Once your infusion has reached your desired level of flavor, grab a mesh strainer and strain your infusion back into the bottle. Now here’s the important part: LABEL THE TEQUILA! There is nothing less pleasant than accidentally ripping a shot of spicy tequila.
And of course, who would I be if I didn’t give you a cocktail idea with your newly made infusion? Did someone say…margarita?!

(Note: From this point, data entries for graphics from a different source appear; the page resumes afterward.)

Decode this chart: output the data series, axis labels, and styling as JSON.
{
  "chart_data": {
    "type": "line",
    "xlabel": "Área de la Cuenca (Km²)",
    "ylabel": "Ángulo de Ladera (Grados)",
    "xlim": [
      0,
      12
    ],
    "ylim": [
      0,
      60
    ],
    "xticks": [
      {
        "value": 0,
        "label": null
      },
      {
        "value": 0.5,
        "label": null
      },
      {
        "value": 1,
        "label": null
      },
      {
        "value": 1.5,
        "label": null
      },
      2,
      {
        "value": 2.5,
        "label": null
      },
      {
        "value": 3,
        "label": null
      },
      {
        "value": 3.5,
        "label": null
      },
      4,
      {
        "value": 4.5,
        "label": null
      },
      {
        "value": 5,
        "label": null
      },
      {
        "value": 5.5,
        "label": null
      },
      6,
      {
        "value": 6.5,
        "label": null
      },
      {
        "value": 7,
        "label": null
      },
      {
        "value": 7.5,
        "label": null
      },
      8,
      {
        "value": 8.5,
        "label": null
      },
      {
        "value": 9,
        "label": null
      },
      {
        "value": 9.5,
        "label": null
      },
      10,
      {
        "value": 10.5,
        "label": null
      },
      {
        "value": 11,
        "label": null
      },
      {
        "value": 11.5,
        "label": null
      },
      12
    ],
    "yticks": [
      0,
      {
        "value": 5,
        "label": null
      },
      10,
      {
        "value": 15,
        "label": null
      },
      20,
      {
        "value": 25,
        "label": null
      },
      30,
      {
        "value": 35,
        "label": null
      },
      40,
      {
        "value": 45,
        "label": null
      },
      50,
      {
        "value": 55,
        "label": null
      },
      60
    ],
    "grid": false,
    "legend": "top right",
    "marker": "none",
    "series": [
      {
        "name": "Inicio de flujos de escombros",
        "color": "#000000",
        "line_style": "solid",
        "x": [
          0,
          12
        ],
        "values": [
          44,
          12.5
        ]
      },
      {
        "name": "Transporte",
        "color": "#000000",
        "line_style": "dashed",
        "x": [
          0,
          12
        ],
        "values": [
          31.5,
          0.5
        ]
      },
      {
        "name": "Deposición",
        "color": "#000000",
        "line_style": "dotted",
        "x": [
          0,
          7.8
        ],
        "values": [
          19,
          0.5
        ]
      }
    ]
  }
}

Summertime Gladness Cocktail
Servings: 1 cocktail
- 1.5 oz. jalapeno-cucumber infused tequila (recipe above)
- 1 oz. lime juice
- .75 oz. triple sec
- .25 oz. simple syrup (I know, I know, this is damn near blasphemous, but I enjoy the texture of a margarita with a touch of sugar)
Combine all ingredients in a cocktail shaker, add ice and shake with vigor! Strain into whatever glass you feel safe carrying around your pool. Serve!
(Note: Salt and margaritas. Name a more iconic duo. That being said, salt and cucumbers = pickles, so think twice before salting this particular margarita variation. Not saying it’s ill-advised, but it will definitely create a specific flavor.)
Anywho, that’s it from me! Anybody out there have any creative infusions that have worked well for them in the past? I’m always on the lookout for more great ideas!